If they are, they're idiots. Versed would be a particularly bad choice: Leaving aside the fact that if you go too far you've got general anaesthesia and unconscious people rarely talk, benzodiazepines have a tendency to affect one's memory. Generally, this results in amnesia of the time one is under its effect, but I'd imagine that it would probably also impair one's ability to remember things while one is under its effects.

On the other hand, I'd imagine that large doses of morphine might work, make the subject not care about revealing information.

Perhaps I can shed some light on this subject. There are several crucial errors in this article.

First, as far as torture techniques, they are not used by the DoD. I do not speak for the CIA, they work with completely different laws and they were the center of all of the water boarding heat last year. The rules set forth for the DoD can be found in FM 2-22.3 Chapter 8, which is unclassified, open source, and available on the internet.

SERE, the school mentioned in this article, is used for all services for military members that work in jobs that are most likely to be captured. There are a number of interrogators that are put through the school, but only because other facets of their job makes them targets for kidnapping and imprisonment. SERE stands for Survival, Evasion, Resistance and Escape. This is a school that is largely based on Russian interrogation methods (or what we know of them). Although outdated, it does prepare military members to survive capture without betraying US interests.

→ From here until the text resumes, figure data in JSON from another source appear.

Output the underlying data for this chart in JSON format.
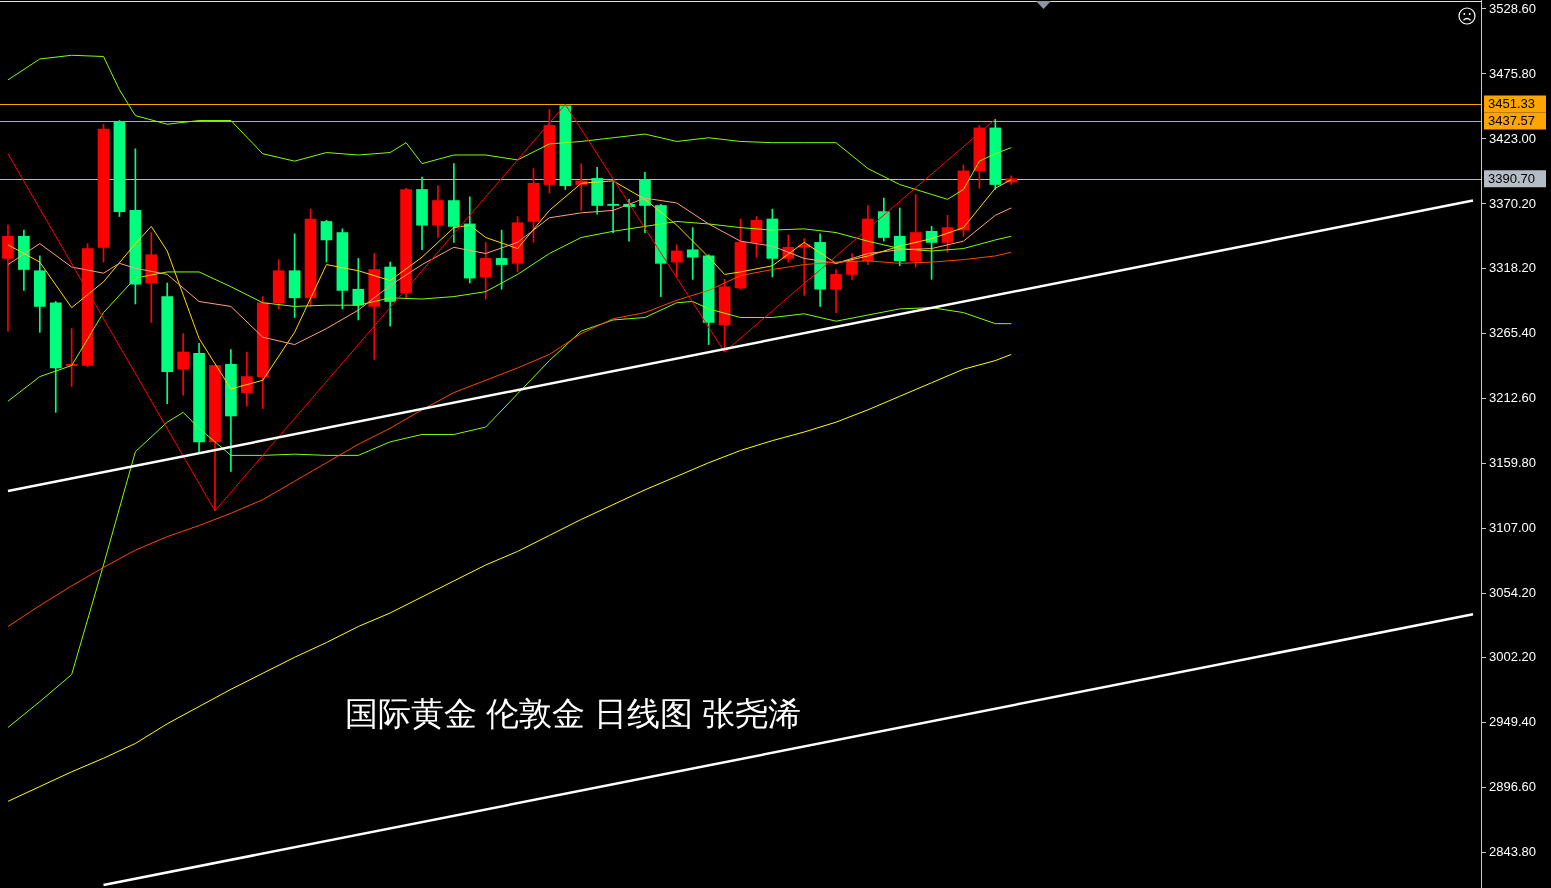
{
  "chart_data": {
    "type": "candlestick",
    "title": "国际黄金 伦敦金 日线图 张尧浠",
    "categories": [
      null,
      null,
      null,
      null,
      null,
      null,
      null,
      null,
      null,
      null,
      null,
      null,
      null,
      null,
      null,
      null,
      null,
      null,
      null,
      null,
      null,
      null,
      null,
      null,
      null,
      null,
      null,
      null,
      null,
      null,
      null,
      null,
      null,
      null,
      null,
      null,
      null,
      null,
      null,
      null,
      null,
      null,
      null,
      null,
      null,
      null,
      null,
      null,
      null,
      null,
      null,
      null,
      null,
      null,
      null,
      null,
      null,
      null,
      null,
      null,
      null,
      null,
      null,
      null,
      null,
      null,
      null,
      null,
      null,
      null,
      null,
      null,
      null,
      null,
      null,
      null,
      null,
      null,
      null,
      null,
      null,
      null,
      null,
      null,
      null,
      null,
      null,
      null,
      null,
      null,
      null,
      null,
      null
    ],
    "ohlc": [
      [
        3326,
        3353,
        3267,
        3344
      ],
      [
        3344,
        3349,
        3300,
        3317
      ],
      [
        3316,
        3328,
        3266,
        3287
      ],
      [
        3290,
        3291,
        3201,
        3237
      ],
      [
        3239,
        3269,
        3222,
        3240
      ],
      [
        3239,
        3338,
        3238,
        3334
      ],
      [
        3335,
        3435,
        3323,
        3431
      ],
      [
        3437,
        3438,
        3360,
        3364
      ],
      [
        3365,
        3415,
        3289,
        3305
      ],
      [
        3306,
        3347,
        3274,
        3329
      ],
      [
        3295,
        3306,
        3208,
        3234
      ],
      [
        3236,
        3265,
        3215,
        3250
      ],
      [
        3249,
        3257,
        3168,
        3177
      ],
      [
        3177,
        3239,
        3121,
        3239
      ],
      [
        3240,
        3252,
        3153,
        3198
      ],
      [
        3217,
        3250,
        3206,
        3230
      ],
      [
        3230,
        3295,
        3204,
        3290
      ],
      [
        3290,
        3325,
        3285,
        3316
      ],
      [
        3316,
        3346,
        3278,
        3294
      ],
      [
        3294,
        3366,
        3287,
        3358
      ],
      [
        3356,
        3357,
        3323,
        3341
      ],
      [
        3347,
        3350,
        3285,
        3300
      ],
      [
        3301,
        3326,
        3276,
        3288
      ],
      [
        3287,
        3330,
        3244,
        3317
      ],
      [
        3319,
        3323,
        3271,
        3291
      ],
      [
        3298,
        3383,
        3294,
        3382
      ],
      [
        3382,
        3392,
        3333,
        3353
      ],
      [
        3353,
        3385,
        3343,
        3373
      ],
      [
        3373,
        3403,
        3339,
        3352
      ],
      [
        3354,
        3376,
        3306,
        3310
      ],
      [
        3311,
        3339,
        3293,
        3326
      ],
      [
        3326,
        3349,
        3301,
        3321
      ],
      [
        3322,
        3360,
        3315,
        3355
      ],
      [
        3356,
        3399,
        3339,
        3387
      ],
      [
        3386,
        3447,
        3379,
        3434
      ],
      [
        3450,
        3451,
        3382,
        3385
      ],
      [
        3386,
        3403,
        3365,
        3389
      ],
      [
        3391,
        3400,
        3362,
        3369
      ],
      [
        3370,
        3388,
        3347,
        3369
      ],
      [
        3370,
        3374,
        3340,
        3368
      ],
      [
        3390,
        3396,
        3347,
        3369
      ],
      [
        3369,
        3370,
        3295,
        3322
      ],
      [
        3323,
        3337,
        3311,
        3332
      ],
      [
        3333,
        3351,
        3309,
        3327
      ],
      [
        3328,
        3329,
        3256,
        3274
      ],
      [
        3272,
        3309,
        3250,
        3303
      ],
      [
        3302,
        3358,
        3301,
        3339
      ],
      [
        3339,
        3360,
        3327,
        3357
      ],
      [
        3358,
        3366,
        3311,
        3326
      ],
      [
        3326,
        3345,
        3323,
        3335
      ],
      [
        3335,
        3342,
        3296,
        3337
      ],
      [
        3339,
        3346,
        3287,
        3301
      ],
      [
        3301,
        3317,
        3282,
        3313
      ],
      [
        3313,
        3330,
        3309,
        3324
      ],
      [
        3324,
        3369,
        3321,
        3358
      ],
      [
        3364,
        3375,
        3340,
        3343
      ],
      [
        3344,
        3367,
        3320,
        3324
      ],
      [
        3324,
        3378,
        3319,
        3347
      ],
      [
        3348,
        3352,
        3309,
        3339
      ],
      [
        3339,
        3361,
        3331,
        3351
      ],
      [
        3349,
        3402,
        3344,
        3397
      ],
      [
        3397,
        3434,
        3383,
        3432
      ],
      [
        3432,
        3439,
        3382,
        3386
      ],
      [
        3388,
        3393,
        3386,
        3390.7
      ],
      null,
      null,
      null,
      null,
      null,
      null,
      null,
      null,
      null,
      null,
      null,
      null,
      null,
      null,
      null,
      null,
      null,
      null,
      null,
      null,
      null,
      null,
      null,
      null,
      null,
      null,
      null,
      null,
      null
    ],
    "colors": [
      "#ff0000",
      "#00ff7f",
      "#00ff7f",
      "#00ff7f",
      "#ff0000",
      "#ff0000",
      "#ff0000",
      "#00ff7f",
      "#00ff7f",
      "#ff0000",
      "#00ff7f",
      "#ff0000",
      "#00ff7f",
      "#ff0000",
      "#00ff7f",
      "#ff0000",
      "#ff0000",
      "#ff0000",
      "#00ff7f",
      "#ff0000",
      "#00ff7f",
      "#00ff7f",
      "#00ff7f",
      "#ff0000",
      "#00ff7f",
      "#ff0000",
      "#00ff7f",
      "#ff0000",
      "#00ff7f",
      "#00ff7f",
      "#ff0000",
      "#00ff7f",
      "#ff0000",
      "#ff0000",
      "#ff0000",
      "#00ff7f",
      "#ff0000",
      "#00ff7f",
      "#00ff7f",
      "#00ff7f",
      "#00ff7f",
      "#00ff7f",
      "#ff0000",
      "#00ff7f",
      "#00ff7f",
      "#ff0000",
      "#ff0000",
      "#ff0000",
      "#00ff7f",
      "#ff0000",
      "#ff0000",
      "#00ff7f",
      "#ff0000",
      "#ff0000",
      "#ff0000",
      "#00ff7f",
      "#00ff7f",
      "#ff0000",
      "#00ff7f",
      "#ff0000",
      "#ff0000",
      "#ff0000",
      "#00ff7f",
      "#ff0000",
      null,
      null,
      null,
      null,
      null,
      null,
      null,
      null,
      null,
      null,
      null,
      null,
      null,
      null,
      null,
      null,
      null,
      null,
      null,
      null,
      null,
      null,
      null,
      null,
      null,
      null,
      null,
      null,
      null
    ],
    "series": [
      {
        "type": "line",
        "color": "#7fff00",
        "values": [
          3471,
          null,
          3488,
          null,
          3491,
          null,
          3490,
          3463,
          3442,
          null,
          3435,
          null,
          3438,
          null,
          3438,
          null,
          3411,
          null,
          3405,
          null,
          3412,
          null,
          3410,
          null,
          3412,
          3420,
          3403,
          null,
          3410,
          null,
          3410,
          null,
          3406,
          null,
          3419,
          null,
          3421,
          null,
          3424,
          null,
          3427,
          null,
          3421,
          null,
          3424,
          null,
          3421,
          null,
          3420,
          null,
          3420,
          null,
          3420,
          null,
          3399,
          null,
          3386,
          null,
          3378,
          3374,
          3382,
          3405,
          3411,
          3416,
          null,
          null,
          null,
          null,
          null,
          null,
          null,
          null,
          null,
          null,
          null,
          null,
          null,
          null,
          null,
          null,
          null,
          null,
          null,
          null,
          null,
          null,
          null,
          null,
          null,
          null,
          null,
          null,
          null
        ]
      },
      {
        "type": "line",
        "color": "#7fff00",
        "values": [
          3210,
          null,
          3230,
          null,
          3239,
          null,
          3282,
          null,
          3310,
          null,
          3315,
          null,
          3315,
          null,
          3303,
          null,
          3290,
          null,
          3287,
          null,
          3288,
          null,
          3288,
          null,
          3294,
          null,
          3293,
          null,
          3295,
          null,
          3299,
          null,
          3313,
          null,
          3330,
          null,
          3343,
          null,
          3348,
          null,
          3352,
          null,
          3356,
          null,
          3354,
          null,
          3351,
          null,
          3349,
          null,
          3350,
          null,
          3347,
          null,
          3340,
          null,
          3334,
          null,
          3332,
          null,
          3334,
          null,
          3341,
          3344,
          null,
          null,
          null,
          null,
          null,
          null,
          null,
          null,
          null,
          null,
          null,
          null,
          null,
          null,
          null,
          null,
          null,
          null,
          null,
          null,
          null,
          null,
          null,
          null,
          null,
          null,
          null,
          null,
          null
        ]
      },
      {
        "type": "line",
        "color": "#7fff00",
        "values": [
          2945,
          null,
          2966,
          null,
          2988,
          null,
          3077,
          null,
          3169,
          null,
          3193,
          3201,
          3188,
          null,
          3166,
          null,
          3166,
          null,
          3167,
          null,
          3166,
          null,
          3166,
          null,
          3177,
          null,
          3183,
          null,
          3183,
          null,
          3189,
          null,
          3216,
          null,
          3243,
          null,
          3267,
          null,
          3276,
          null,
          3278,
          null,
          3290,
          3291,
          3285,
          null,
          3278,
          null,
          3278,
          null,
          3281,
          null,
          3275,
          null,
          3280,
          null,
          3285,
          null,
          3286,
          null,
          3282,
          null,
          3273,
          3273,
          null,
          null,
          null,
          null,
          null,
          null,
          null,
          null,
          null,
          null,
          null,
          null,
          null,
          null,
          null,
          null,
          null,
          null,
          null,
          null,
          null,
          null,
          null,
          null,
          null,
          null,
          null,
          null,
          null
        ]
      },
      {
        "type": "line",
        "color": "#ffd700",
        "values": [
          3337,
          null,
          3323,
          null,
          3286,
          null,
          3307,
          null,
          3338,
          3352,
          3332,
          null,
          3261,
          null,
          3220,
          null,
          3227,
          null,
          3266,
          null,
          3321,
          null,
          3316,
          null,
          3308,
          null,
          3327,
          null,
          3351,
          3353,
          3343,
          null,
          3334,
          null,
          3365,
          null,
          3387,
          null,
          3389,
          null,
          3374,
          null,
          3353,
          null,
          3327,
          3313,
          3315,
          null,
          3320,
          null,
          3339,
          null,
          3322,
          null,
          3328,
          null,
          3336,
          null,
          3342,
          null,
          3351,
          null,
          3383,
          3390,
          null,
          null,
          null,
          null,
          null,
          null,
          null,
          null,
          null,
          null,
          null,
          null,
          null,
          null,
          null,
          null,
          null,
          null,
          null,
          null,
          null,
          null,
          null,
          null,
          null,
          null,
          null,
          null,
          null
        ]
      },
      {
        "type": "line",
        "color": "#ffa07a",
        "values": [
          3321,
          null,
          3338,
          null,
          3319,
          null,
          3314,
          3322,
          3318,
          null,
          3313,
          null,
          3291,
          null,
          3287,
          null,
          3262,
          null,
          3256,
          null,
          3269,
          null,
          3284,
          null,
          3304,
          null,
          3321,
          null,
          3335,
          null,
          3330,
          null,
          3339,
          null,
          3359,
          null,
          3363,
          null,
          3365,
          null,
          3375,
          null,
          3371,
          null,
          3354,
          null,
          3340,
          null,
          3336,
          null,
          3326,
          null,
          3322,
          null,
          3330,
          null,
          3333,
          null,
          3334,
          null,
          3340,
          null,
          3361,
          3367,
          null,
          null,
          null,
          null,
          null,
          null,
          null,
          null,
          null,
          null,
          null,
          null,
          null,
          null,
          null,
          null,
          null,
          null,
          null,
          null,
          null,
          null,
          null,
          null,
          null,
          null,
          null,
          null,
          null
        ]
      },
      {
        "type": "line",
        "color": "#ff4500",
        "values": [
          3027,
          null,
          3044,
          null,
          3060,
          null,
          3075,
          null,
          3089,
          null,
          3100,
          null,
          3109,
          null,
          3119,
          null,
          3130,
          null,
          3145,
          null,
          3160,
          null,
          3175,
          null,
          3188,
          null,
          3203,
          null,
          3217,
          null,
          3227,
          null,
          3237,
          null,
          3248,
          null,
          3265,
          null,
          3277,
          null,
          3282,
          null,
          3292,
          null,
          3300,
          null,
          3312,
          null,
          3317,
          null,
          3321,
          null,
          3323,
          null,
          3324,
          null,
          3322,
          null,
          3323,
          null,
          3325,
          null,
          3328,
          3331,
          null,
          null,
          null,
          null,
          null,
          null,
          null,
          null,
          null,
          null,
          null,
          null,
          null,
          null,
          null,
          null,
          null,
          null,
          null,
          null,
          null,
          null,
          null,
          null,
          null,
          null,
          null,
          null,
          null
        ]
      },
      {
        "type": "line",
        "color": "#ffff00",
        "values": [
          2885,
          null,
          2897,
          null,
          2909,
          null,
          2920,
          null,
          2932,
          null,
          2948,
          null,
          2962,
          null,
          2976,
          null,
          2989,
          null,
          3002,
          null,
          3014,
          null,
          3027,
          null,
          3038,
          null,
          3051,
          null,
          3064,
          null,
          3077,
          null,
          3088,
          null,
          3101,
          null,
          3114,
          null,
          3126,
          null,
          3138,
          null,
          3149,
          null,
          3160,
          null,
          3170,
          null,
          3178,
          null,
          3185,
          null,
          3193,
          null,
          3203,
          null,
          3214,
          null,
          3225,
          null,
          3236,
          null,
          3243,
          3248,
          null,
          null,
          null,
          null,
          null,
          null,
          null,
          null,
          null,
          null,
          null,
          null,
          null,
          null,
          null,
          null,
          null,
          null,
          null,
          null,
          null,
          null,
          null,
          null,
          null,
          null,
          null,
          null,
          null
        ]
      },
      {
        "type": "line",
        "color": "#ff0000",
        "values": [
          3411,
          null,
          null,
          null,
          null,
          null,
          null,
          null,
          null,
          null,
          null,
          null,
          null,
          3121,
          null,
          null,
          null,
          null,
          null,
          null,
          null,
          null,
          null,
          null,
          null,
          null,
          null,
          null,
          null,
          null,
          null,
          null,
          null,
          null,
          null,
          3451,
          null,
          null,
          null,
          null,
          null,
          null,
          null,
          null,
          null,
          3250,
          null,
          null,
          null,
          null,
          null,
          null,
          null,
          null,
          null,
          null,
          null,
          null,
          null,
          null,
          null,
          null,
          3439,
          null,
          null,
          null,
          null,
          null,
          null,
          null,
          null,
          null,
          null,
          null,
          null,
          null,
          null,
          null,
          null,
          null,
          null,
          null,
          null,
          null,
          null,
          null,
          null,
          null,
          null,
          null,
          null,
          null,
          null
        ]
      },
      {
        "type": "line",
        "color": "#ffffff",
        "values": [
          3137,
          null,
          null,
          null,
          null,
          null,
          null,
          null,
          null,
          null,
          null,
          null,
          null,
          null,
          null,
          null,
          null,
          null,
          null,
          null,
          null,
          null,
          null,
          null,
          null,
          null,
          null,
          null,
          null,
          null,
          null,
          null,
          null,
          null,
          null,
          null,
          null,
          null,
          null,
          null,
          null,
          null,
          null,
          null,
          null,
          null,
          null,
          null,
          null,
          null,
          null,
          null,
          null,
          null,
          null,
          null,
          null,
          null,
          null,
          null,
          null,
          null,
          null,
          null,
          null,
          null,
          null,
          null,
          null,
          null,
          null,
          null,
          null,
          null,
          null,
          null,
          null,
          null,
          null,
          null,
          null,
          null,
          null,
          null,
          null,
          null,
          null,
          null,
          null,
          null,
          null,
          null,
          3373
        ]
      },
      {
        "type": "line",
        "color": "#ffffff",
        "values": [
          null,
          null,
          null,
          null,
          null,
          null,
          2817,
          null,
          null,
          null,
          null,
          null,
          null,
          null,
          null,
          null,
          null,
          null,
          null,
          null,
          null,
          null,
          null,
          null,
          null,
          null,
          null,
          null,
          null,
          null,
          null,
          null,
          null,
          null,
          null,
          null,
          null,
          null,
          null,
          null,
          null,
          null,
          null,
          null,
          null,
          null,
          null,
          null,
          null,
          null,
          null,
          null,
          null,
          null,
          null,
          null,
          null,
          null,
          null,
          null,
          null,
          null,
          null,
          null,
          null,
          null,
          null,
          null,
          null,
          null,
          null,
          null,
          null,
          null,
          null,
          null,
          null,
          null,
          null,
          null,
          null,
          null,
          null,
          null,
          null,
          null,
          null,
          null,
          null,
          null,
          null,
          null,
          3037
        ]
      }
    ],
    "ylim": [
      2814.6,
      3535.9
    ],
    "yticks": [
      {
        "value": 2843.8,
        "label": "2843.80"
      },
      {
        "value": 2896.6,
        "label": "2896.60"
      },
      {
        "value": 2949.4,
        "label": "2949.40"
      },
      {
        "value": 3002.2,
        "label": "3002.20"
      },
      {
        "value": 3054.2,
        "label": "3054.20"
      },
      {
        "value": 3107,
        "label": "3107.00"
      },
      {
        "value": 3159.8,
        "label": "3159.80"
      },
      {
        "value": 3212.6,
        "label": "3212.60"
      },
      {
        "value": 3265.4,
        "label": "3265.40"
      },
      {
        "value": 3318.2,
        "label": "3318.20"
      },
      {
        "value": 3370.2,
        "label": "3370.20"
      },
      {
        "value": 3423,
        "label": "3423.00"
      },
      {
        "value": 3475.8,
        "label": "3475.80"
      },
      {
        "value": 3528.6,
        "label": "3528.60"
      }
    ],
    "ref_lines": [
      {
        "axis": "y",
        "value": 3451.33,
        "label": "3451.33",
        "color": "#ffa500"
      },
      {
        "axis": "y",
        "value": 3437.57,
        "label": "3437.57",
        "color": "#ffa500"
      },
      {
        "axis": "y",
        "value": 3390.7,
        "label": "3390.70",
        "color": "#b4bcc4"
      }
    ],
    "tick_labels": "y"
  }
}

Interrogators have to have their work approved by a psychiatrist every time they talk to a detainee. If one asks "how's the weather?" They must first consult with someone who knows more about the discipline than they in order to ensure that the weather is not a traumatizing topic for the detainee. I have never heard of a psychiatrist making suggestions about how to obtain information, and although it may happen, it is not their function.

I think it is impossible to judge the ethical implications of the work these psychiatrists did without understanding the framework within which they were working. Perhaps this provides a VERY basic understanding of these two (of several) functions psychiatrist fill in the military services.